With regard to Sweden I cannot say much. The French influence is
struggling with her independence; and they who consider the manner in
which the ambassador of that power was treated not long since at Paris,
and the manner in which the father of the present King of Sweden
(himself the victim of regicide principles and passions) would have
looked on the present assassins of France, will not be very prompt to
believe that the young King of Sweden has made this kind of requisition
to the King of Great Britain, and has given this kind of auspice of his
new government.
I speak last of the most important of all. It certainly was not the late
Empress of Russia at whose instance we have given this pledge.

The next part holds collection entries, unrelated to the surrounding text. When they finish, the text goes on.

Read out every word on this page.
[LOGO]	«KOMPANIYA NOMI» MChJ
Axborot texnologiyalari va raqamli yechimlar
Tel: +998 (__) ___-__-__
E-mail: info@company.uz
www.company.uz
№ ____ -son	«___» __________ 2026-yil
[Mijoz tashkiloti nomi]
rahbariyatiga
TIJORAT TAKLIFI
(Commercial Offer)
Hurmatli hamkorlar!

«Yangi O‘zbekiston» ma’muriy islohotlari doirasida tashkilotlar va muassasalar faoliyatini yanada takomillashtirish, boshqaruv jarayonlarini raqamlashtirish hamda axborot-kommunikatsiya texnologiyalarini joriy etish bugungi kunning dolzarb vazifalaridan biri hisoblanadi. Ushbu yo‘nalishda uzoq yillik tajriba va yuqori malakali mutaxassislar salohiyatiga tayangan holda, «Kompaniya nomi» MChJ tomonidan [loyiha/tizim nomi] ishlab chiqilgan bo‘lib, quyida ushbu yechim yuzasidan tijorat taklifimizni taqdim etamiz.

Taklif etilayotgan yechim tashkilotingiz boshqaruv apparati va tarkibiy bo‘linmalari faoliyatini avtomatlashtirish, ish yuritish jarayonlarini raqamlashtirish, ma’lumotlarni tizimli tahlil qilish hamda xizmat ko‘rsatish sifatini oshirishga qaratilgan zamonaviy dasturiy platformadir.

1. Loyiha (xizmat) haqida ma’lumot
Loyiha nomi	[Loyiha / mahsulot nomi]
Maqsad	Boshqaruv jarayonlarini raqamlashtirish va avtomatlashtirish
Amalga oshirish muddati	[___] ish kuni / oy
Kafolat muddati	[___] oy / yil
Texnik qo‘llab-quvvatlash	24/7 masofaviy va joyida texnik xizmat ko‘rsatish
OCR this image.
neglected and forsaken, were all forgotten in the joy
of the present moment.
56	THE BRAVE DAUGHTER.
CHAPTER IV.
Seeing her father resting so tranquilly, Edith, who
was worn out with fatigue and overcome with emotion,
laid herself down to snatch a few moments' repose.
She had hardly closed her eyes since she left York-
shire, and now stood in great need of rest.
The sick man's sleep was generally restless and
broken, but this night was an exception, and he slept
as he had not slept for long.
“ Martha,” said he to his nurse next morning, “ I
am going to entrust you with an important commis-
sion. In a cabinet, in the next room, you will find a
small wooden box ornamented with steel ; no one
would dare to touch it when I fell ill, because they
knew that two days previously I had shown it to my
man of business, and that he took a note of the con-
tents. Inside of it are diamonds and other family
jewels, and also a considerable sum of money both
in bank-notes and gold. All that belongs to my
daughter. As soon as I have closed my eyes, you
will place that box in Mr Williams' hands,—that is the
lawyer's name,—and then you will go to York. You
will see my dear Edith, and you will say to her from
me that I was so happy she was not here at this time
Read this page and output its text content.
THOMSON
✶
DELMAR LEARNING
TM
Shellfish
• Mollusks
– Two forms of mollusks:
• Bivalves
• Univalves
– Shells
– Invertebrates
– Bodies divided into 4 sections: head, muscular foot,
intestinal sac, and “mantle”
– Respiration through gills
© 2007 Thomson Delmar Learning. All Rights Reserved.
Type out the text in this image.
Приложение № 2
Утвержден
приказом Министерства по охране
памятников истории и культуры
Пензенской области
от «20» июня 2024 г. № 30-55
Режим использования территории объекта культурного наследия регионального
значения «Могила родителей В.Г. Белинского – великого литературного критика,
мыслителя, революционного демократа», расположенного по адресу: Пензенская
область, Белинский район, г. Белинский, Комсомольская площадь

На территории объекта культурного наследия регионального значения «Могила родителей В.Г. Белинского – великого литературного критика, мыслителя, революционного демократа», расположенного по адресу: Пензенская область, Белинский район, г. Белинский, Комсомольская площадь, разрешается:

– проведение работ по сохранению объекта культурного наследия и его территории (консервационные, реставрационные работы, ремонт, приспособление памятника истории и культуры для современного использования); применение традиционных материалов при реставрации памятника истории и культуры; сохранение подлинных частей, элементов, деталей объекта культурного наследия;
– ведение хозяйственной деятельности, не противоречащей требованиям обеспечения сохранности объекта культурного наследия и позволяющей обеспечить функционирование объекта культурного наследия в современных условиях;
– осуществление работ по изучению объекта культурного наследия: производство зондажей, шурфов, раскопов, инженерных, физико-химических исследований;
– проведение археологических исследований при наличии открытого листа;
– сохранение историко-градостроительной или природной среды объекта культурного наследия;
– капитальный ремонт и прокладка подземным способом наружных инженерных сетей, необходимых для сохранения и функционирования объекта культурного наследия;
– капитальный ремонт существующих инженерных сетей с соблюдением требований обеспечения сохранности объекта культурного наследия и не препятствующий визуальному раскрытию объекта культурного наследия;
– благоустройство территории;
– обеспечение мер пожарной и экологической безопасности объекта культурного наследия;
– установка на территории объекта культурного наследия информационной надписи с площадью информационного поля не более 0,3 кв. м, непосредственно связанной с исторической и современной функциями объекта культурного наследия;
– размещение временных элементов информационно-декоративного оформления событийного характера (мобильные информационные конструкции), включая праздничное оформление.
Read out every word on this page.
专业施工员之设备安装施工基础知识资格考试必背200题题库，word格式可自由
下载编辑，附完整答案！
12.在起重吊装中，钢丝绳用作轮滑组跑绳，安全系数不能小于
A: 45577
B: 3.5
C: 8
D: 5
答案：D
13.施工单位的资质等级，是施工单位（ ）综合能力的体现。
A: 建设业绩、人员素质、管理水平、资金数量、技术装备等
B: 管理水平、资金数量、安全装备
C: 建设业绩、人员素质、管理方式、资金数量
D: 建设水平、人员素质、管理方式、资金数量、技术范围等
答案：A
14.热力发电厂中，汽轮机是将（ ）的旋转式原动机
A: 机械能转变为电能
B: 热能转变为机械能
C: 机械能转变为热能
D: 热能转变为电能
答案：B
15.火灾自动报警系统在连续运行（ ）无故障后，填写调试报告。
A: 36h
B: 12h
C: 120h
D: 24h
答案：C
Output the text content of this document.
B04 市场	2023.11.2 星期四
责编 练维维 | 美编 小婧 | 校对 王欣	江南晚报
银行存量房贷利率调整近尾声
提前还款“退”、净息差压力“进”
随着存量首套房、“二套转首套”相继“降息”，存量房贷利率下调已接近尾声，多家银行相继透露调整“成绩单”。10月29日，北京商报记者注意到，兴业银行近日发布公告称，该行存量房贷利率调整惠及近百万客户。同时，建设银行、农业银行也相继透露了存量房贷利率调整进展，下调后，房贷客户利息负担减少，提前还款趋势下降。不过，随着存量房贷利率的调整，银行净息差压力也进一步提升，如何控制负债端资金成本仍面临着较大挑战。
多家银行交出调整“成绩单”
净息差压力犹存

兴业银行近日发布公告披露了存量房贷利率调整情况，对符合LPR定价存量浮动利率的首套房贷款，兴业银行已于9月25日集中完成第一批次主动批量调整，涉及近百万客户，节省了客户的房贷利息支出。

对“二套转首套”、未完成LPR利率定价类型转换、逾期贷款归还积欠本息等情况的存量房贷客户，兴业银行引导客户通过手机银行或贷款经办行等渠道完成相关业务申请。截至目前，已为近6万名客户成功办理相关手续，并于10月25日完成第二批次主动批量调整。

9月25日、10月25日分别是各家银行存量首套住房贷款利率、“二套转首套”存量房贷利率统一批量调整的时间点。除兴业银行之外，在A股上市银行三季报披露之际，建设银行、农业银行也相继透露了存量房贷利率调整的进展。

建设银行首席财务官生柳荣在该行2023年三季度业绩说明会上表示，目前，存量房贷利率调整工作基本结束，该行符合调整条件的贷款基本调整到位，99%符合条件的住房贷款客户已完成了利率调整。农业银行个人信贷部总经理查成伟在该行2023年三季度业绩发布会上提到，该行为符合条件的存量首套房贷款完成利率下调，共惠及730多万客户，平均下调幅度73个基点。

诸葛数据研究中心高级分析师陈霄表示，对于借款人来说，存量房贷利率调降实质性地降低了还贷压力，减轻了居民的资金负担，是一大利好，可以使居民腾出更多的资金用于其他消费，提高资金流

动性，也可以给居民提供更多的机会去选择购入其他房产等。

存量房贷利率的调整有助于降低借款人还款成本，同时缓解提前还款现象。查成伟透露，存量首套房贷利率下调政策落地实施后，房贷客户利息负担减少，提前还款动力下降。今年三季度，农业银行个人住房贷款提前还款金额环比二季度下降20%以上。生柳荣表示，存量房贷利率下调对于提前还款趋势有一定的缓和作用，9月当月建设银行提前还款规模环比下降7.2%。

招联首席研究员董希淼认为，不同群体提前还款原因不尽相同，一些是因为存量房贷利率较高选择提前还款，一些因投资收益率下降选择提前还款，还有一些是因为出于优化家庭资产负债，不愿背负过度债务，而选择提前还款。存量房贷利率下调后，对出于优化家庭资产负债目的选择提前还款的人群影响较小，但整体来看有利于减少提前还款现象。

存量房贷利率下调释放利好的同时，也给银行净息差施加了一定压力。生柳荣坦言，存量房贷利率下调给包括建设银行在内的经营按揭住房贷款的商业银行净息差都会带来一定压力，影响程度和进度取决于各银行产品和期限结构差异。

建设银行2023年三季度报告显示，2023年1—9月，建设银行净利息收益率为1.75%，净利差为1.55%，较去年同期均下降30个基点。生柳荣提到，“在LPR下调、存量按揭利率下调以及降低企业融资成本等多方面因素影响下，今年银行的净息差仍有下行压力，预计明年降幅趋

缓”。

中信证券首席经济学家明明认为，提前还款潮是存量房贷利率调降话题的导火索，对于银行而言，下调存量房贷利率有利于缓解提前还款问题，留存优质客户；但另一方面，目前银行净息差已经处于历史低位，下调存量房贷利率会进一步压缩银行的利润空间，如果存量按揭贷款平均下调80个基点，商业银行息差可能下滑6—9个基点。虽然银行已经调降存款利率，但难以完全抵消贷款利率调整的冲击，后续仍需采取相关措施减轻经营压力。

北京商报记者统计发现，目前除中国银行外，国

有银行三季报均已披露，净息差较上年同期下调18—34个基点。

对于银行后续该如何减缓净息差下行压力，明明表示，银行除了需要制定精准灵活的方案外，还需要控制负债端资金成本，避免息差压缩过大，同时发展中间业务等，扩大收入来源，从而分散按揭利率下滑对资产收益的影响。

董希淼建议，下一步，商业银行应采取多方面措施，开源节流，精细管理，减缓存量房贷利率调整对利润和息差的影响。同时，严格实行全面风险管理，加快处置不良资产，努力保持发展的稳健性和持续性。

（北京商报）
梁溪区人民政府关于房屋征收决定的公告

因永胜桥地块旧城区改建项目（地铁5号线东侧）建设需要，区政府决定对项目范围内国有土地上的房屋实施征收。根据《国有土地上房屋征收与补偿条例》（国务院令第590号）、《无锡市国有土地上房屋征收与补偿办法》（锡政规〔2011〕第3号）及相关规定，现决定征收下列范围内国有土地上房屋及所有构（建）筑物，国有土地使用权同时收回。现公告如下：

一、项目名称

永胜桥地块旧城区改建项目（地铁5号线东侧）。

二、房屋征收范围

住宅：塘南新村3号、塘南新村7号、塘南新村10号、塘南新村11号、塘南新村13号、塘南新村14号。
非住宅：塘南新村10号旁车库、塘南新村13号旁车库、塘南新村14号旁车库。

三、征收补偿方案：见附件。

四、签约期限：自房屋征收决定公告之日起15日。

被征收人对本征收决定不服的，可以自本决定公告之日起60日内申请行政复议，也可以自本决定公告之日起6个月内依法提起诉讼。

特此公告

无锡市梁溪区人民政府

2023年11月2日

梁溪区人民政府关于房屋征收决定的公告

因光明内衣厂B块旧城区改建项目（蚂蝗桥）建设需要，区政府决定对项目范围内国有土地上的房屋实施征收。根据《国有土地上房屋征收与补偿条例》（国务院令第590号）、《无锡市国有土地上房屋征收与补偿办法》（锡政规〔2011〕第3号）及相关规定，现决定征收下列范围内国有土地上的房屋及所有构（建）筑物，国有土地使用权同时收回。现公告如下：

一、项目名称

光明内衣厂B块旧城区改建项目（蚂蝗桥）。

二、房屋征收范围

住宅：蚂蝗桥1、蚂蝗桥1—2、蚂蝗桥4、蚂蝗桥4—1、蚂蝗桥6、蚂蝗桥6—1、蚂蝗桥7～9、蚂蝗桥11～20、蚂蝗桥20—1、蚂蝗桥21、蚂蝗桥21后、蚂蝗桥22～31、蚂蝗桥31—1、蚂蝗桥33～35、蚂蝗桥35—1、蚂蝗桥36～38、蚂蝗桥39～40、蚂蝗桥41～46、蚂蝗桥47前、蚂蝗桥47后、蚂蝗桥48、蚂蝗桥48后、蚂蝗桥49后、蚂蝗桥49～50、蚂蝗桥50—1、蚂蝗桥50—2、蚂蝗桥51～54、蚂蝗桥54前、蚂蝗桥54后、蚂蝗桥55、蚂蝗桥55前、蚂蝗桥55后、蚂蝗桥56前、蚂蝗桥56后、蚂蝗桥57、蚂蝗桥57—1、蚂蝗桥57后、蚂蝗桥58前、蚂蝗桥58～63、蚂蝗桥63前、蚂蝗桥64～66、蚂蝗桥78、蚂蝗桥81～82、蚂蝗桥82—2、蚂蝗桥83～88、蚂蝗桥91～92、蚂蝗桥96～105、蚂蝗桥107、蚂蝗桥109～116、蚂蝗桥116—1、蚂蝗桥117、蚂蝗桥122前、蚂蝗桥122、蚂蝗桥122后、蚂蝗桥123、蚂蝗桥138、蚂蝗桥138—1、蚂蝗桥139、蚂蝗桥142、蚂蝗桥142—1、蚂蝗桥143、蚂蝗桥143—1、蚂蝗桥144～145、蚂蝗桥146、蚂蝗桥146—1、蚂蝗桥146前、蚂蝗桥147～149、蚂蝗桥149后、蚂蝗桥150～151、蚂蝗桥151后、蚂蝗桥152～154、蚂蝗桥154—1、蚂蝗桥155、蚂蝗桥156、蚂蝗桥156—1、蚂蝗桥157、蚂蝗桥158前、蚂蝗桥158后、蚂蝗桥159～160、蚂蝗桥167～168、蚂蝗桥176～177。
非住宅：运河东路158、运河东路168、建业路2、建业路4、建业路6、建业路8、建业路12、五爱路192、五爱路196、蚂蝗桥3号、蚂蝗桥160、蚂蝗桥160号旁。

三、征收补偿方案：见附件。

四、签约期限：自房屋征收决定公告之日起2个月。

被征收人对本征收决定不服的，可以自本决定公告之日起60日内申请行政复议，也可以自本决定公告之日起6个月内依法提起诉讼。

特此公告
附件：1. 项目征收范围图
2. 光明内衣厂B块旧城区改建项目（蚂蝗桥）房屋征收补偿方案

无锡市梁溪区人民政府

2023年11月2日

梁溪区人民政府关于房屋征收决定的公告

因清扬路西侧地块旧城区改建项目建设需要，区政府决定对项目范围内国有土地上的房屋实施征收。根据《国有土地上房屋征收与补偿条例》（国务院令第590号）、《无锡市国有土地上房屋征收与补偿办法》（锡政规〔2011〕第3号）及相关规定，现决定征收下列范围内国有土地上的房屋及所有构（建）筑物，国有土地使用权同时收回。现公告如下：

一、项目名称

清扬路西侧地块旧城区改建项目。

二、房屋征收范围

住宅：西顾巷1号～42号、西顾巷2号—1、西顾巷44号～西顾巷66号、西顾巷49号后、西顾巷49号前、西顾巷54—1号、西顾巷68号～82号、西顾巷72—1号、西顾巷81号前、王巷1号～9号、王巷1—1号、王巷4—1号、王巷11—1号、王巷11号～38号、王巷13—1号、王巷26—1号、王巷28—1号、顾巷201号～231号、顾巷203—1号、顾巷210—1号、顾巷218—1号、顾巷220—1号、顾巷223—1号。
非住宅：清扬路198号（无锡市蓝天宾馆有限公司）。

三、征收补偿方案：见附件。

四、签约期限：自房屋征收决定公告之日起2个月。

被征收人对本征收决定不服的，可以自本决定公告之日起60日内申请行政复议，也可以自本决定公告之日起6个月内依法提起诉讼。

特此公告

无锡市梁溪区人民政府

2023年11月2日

It is not
the new Emperor, the inheritor of so much glory, and placed in a
situation of so much delicacy and difficulty for the preservation of
that inheritance, who calls on England, the natural ally of his
dominions, to deprive herself of her power of action, and to bind
herself to France. France at no time, and in none of its fashions, least
of all in its last, has been ever looked upon as the friend either of
Russia or of Great Britain. Everything good, I trust, is to be expected
from this prince,--whatever may be without authority given out of an
influence over his mind possessed by that only potentate from whom he
has anything to apprehend or with whom he has much even to discuss.
This sovereign knows, I have no doubt, and feels, on what sort of bottom
is to be laid the foundation of a Russian throne.